Dieser Jemand hat nun ein Jobangebot in einer Stadt am anderen Ende der Republik und muss umziehen. Dieser Jemand ist derzeit ein halbes Jahr arbeitslos, der Ehegatte bekommt in zwei Monaten HartzIV. Es gibt logischerweise keine Rücklagen (wenn man dicht an der Armutsgrenze lebt) und ein hohes Interesse, den neuen, wenn auch mässig bezahlten Job anzutreten (ÖD), was dem anderen Partner in der neuen Stadt auch höhere Chancen einräumen würde, da aus der Ferne bewerben oft Nachteile bringt.

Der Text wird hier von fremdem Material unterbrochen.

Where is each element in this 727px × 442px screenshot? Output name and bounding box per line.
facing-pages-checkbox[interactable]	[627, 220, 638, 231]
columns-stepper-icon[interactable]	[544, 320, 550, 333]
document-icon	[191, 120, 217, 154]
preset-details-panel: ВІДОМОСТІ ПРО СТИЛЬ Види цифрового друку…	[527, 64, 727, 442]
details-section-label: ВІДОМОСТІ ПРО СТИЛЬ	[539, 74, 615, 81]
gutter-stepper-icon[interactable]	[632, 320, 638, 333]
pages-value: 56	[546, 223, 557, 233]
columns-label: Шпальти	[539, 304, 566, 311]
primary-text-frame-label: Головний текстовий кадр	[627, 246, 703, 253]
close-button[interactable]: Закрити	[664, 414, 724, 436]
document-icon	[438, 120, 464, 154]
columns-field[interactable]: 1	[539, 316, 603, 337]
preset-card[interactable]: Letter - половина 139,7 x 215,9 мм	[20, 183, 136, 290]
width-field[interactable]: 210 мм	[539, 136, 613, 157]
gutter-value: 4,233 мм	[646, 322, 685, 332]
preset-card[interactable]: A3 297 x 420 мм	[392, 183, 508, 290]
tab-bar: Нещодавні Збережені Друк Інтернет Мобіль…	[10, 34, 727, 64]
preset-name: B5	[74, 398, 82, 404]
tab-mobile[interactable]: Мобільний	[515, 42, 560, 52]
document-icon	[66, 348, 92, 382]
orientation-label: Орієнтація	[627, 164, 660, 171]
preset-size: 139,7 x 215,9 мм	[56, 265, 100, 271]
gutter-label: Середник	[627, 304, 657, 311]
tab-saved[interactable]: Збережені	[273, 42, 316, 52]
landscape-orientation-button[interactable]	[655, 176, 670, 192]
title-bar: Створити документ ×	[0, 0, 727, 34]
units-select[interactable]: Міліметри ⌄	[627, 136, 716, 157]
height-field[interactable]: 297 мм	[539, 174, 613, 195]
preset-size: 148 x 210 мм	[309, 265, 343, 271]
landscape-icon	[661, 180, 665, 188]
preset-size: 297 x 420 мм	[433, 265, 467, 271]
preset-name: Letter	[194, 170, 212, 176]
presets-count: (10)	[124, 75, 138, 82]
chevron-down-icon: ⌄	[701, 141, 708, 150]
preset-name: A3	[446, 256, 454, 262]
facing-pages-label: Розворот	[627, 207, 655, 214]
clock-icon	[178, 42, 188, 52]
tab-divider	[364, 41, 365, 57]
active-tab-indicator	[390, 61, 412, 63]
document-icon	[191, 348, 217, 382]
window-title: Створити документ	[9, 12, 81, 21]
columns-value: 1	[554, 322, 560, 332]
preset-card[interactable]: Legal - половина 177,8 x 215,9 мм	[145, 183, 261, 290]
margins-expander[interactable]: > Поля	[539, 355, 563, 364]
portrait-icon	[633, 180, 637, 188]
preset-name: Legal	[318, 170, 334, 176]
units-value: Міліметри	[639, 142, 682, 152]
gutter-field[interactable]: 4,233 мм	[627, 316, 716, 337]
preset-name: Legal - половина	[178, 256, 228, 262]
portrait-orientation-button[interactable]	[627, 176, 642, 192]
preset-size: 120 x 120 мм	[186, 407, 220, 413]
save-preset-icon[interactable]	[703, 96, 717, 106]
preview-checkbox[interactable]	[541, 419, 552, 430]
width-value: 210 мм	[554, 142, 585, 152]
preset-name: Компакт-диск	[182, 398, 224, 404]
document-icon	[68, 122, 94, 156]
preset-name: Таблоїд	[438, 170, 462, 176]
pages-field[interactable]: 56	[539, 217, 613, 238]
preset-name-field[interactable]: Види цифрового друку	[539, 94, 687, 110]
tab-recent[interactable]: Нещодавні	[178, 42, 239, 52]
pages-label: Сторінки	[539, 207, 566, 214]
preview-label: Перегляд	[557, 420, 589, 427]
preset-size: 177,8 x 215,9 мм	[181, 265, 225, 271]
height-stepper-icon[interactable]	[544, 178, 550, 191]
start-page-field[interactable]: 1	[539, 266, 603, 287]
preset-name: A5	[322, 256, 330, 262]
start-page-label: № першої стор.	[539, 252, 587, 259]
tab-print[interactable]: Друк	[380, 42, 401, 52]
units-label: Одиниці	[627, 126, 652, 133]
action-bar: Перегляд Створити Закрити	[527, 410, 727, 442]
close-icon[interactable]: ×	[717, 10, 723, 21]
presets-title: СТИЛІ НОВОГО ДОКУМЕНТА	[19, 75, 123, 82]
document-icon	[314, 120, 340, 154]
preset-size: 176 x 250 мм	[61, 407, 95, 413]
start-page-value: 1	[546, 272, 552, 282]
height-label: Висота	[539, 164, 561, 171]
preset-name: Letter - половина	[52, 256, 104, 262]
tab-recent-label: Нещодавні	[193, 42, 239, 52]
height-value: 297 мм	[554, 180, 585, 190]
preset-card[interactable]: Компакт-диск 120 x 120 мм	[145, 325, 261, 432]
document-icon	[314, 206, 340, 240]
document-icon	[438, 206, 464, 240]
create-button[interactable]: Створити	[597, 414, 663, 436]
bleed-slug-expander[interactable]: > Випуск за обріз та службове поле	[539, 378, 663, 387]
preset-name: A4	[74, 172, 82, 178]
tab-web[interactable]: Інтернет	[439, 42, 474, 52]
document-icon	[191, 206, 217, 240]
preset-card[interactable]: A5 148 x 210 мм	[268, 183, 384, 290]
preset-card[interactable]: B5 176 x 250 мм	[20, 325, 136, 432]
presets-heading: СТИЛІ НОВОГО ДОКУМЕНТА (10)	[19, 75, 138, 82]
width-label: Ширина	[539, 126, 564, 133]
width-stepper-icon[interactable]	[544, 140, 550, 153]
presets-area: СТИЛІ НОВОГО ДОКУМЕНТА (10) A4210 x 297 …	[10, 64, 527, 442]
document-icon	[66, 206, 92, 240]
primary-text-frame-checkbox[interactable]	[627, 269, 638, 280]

Frage: Bedeutet diese Konstellation, dass sich dieser Jemand den neuen Job NICHT LEISTEN kann? 6 Monate doppelte Miete - unmöglich, selbst 3 Monate würden täglich Nudeln, Reis, Kartoffeln, Butterbrote und trotzdem ein überzogenes Konto bedeuten.
Was kann Jemand tun, sich den Job leisten zu können?
Es handelt sich hier um keinen sog. Altmietvertrag, da er NACH 2001 geschlossen wurde und die Gerichtsurteile, die besagen, dass diese Verlängerungen nach 5 Jahren nur für den Vermieter gelten, hier nicht greifen.
Es handelt sich hier um keinen sog. Altmietvertrag, da er NACH
2001 geschlossen wurde und die Gerichtsurteile, die besagen,
dass diese Verlängerungen nach 5 Jahren nur für den Vermieter
gelten, hier nicht greifen.
Angenommen, jemand hat im Jahr 2004 einen Mitvertrag mit einer
Wohnungsgesellschaft geschlossen, in dem zur Kündigung steht,
dass sich nach 3 bzw 5 Jahren die Kündigungsfrist um jeweils 3
Monate verlängert.
Die Fristen der ordentlichen Kündigung sind nach § 573c BGB (http://dejure.org/gesetze/BGB/573c.html ) geregelt.
Für den Mieter gilt die 3 Monatsfrist und wird auch durch vertragliche Vereinbarungen laut § 573c BGB Abs. 4 nicht verlängert.
Was kann Jemand tun, sich den Job leisten zu können?
Ob es Ansprüche (die sich nicht gegen den Vermieter richten) gibt, eventuell aus „Doppelte Haushaltsführung bedingt durch den Job“, ist besser in anderen Brettern zu erfahren.